I am now in France. I arrived this afternoon around 2-ish .. The flight wasn't anything special, I opened my Cosmopolitan (magazine, NOT cocktail!) before we took off, and looked up from it when I was done, and found we had landed at Nice airport. Perfect, really. Well, almost. I did quickly look up when the pilot said we were going to land, and felt panicky for a moment. Then I decided to just concentrate on reading, and I didn't even notice that we landed. I guess I'm getting more and more used to flying.

When we arrived, we put our luggage in our suite and went to have a drink with the new young couple working here. The thing is, this is a danish privately owned property. The owners sold their IT company a few years ago and wanted to buy a place in France, Italy or Spain and make it into an exclusive "guest house". There are 3 suites and four double rooms, and the whole place is absolutely GORGEOUS. We've had shares in it for about 3-4 years now, together with about 10-15 other couples. And it's great, cause you don't feel like you're in a hotel or anything like that. You just feel .. at home. It's so private and quiet, which makes it perfect for a relaxing holiday. And I'd better really enjoy it this time .. It's probably one of the last times I'll be coming down here. I won't have time in the future.
Since we arrived, I've pretty much just relaxed, and been out to have dinner in town. And now I'm freaking tired, so I'll be going to bed soon.

But there's one thing I have to say first .. Sometimes I REALLY wish life had a mute button .. Time after time after time, people say things that make me think .. Omfg, you did not just say that! .. And I can't believe it's so hard to understand that sometimes, you should just shut the eff up. I don't want to go into details, but come on .. think TWICE before you tell me something you know I don't care to hear about.
Sometimes I wonder if brains exist in all people .. Probably not.

Saturday, April 11, 2009

Vacay!

What's happened since last? Well, it's almost been a month since my last post here, and honestly, nothing much has happened .. Except the change in weather, which drastically has changed my mood .. You know, in a good way.
And now I've spent most days of my really great easter holiday with my boyfriend. It's been sooo nice, and we've pretty much just relaxed and taken it easy. Just what we both needed, I think.

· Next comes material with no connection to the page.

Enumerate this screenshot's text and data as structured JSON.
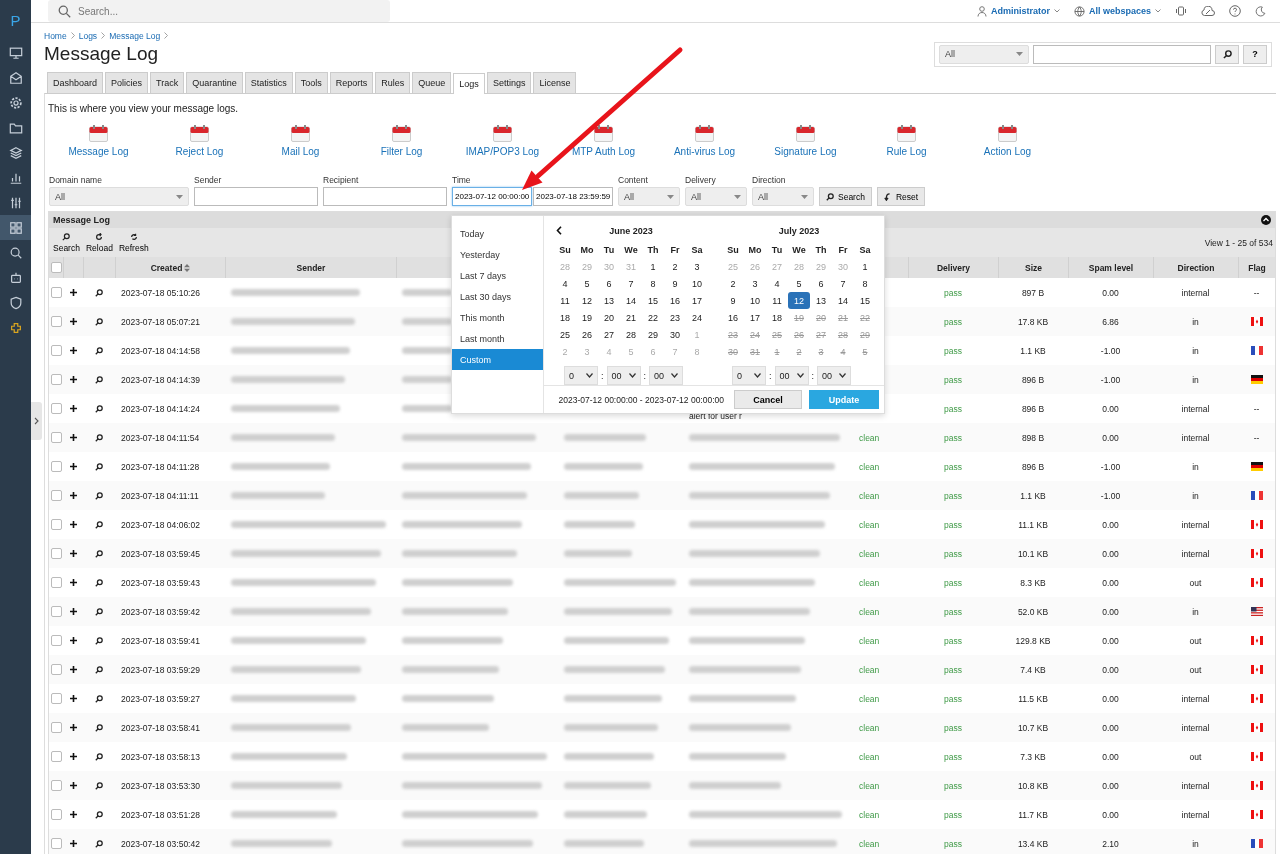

Tomorrow I'm off to France .. I should really be in school, but I'm taking a week off. I have mixed feelings about it. I know my absenceprocentage is going to sky-rocket, and I am supposed to give in several assignments. But on the other hand, it's going to be nice to go on holiday, and get some colour on my ever-so-pale skin .. Seriously, if I didn't wear clothes, I could probably use snow as camouflage right now. So now I'm going to come home looking a LOT more tan. Hopefully.

The same week I get home, I am going to a plastic surgeon .. To get my boobs done ..
Well, if it were up to me at least. But no, I'm actually going to get a cancerous-looking beautyspot removed from the side of my stomach. It's always been very small, and barely noticeable. But one morning I woke up, and it was double the size, black (it used to be lightbrown), and had bled. So I didn't want to take any chances, and went to the doctor, who is now sending me to the plactic surgeon. I'm really scared, cause I hate the thought of cutting into flesh, and blood and all those things. I'll probably faint at the sight of the scalpel .. That way at least I'll be blacked out during the operation.

It just hit me that I actually have a lot of packing to do yet .. I've packed pretty much all my clothes so far, but I've forgotten all kinds of important things, like iPod, tanning oil, makeup .. And it also hit me that I'm going to be flying tomorrow .. In an airplane .. At 36.000 feet. It's funny, cause every time I'm on an airplane, I pretty much accept and come to terms with the fact that I'm going to die. I'm THAT sure. And I always think of the things I would be missing out on, and things I wouldn't get to do. And yet - I always survive!! Actually, I mostly think of these things right before we land. That's the most crucial time, where there's always lots of turbulence. Think about it, it takes ONE little mistake from the pilot, and then you're dead. But tomorrow I'm going to try to think positive thougts! Cross fingers for me. And if I die - c'est la vie.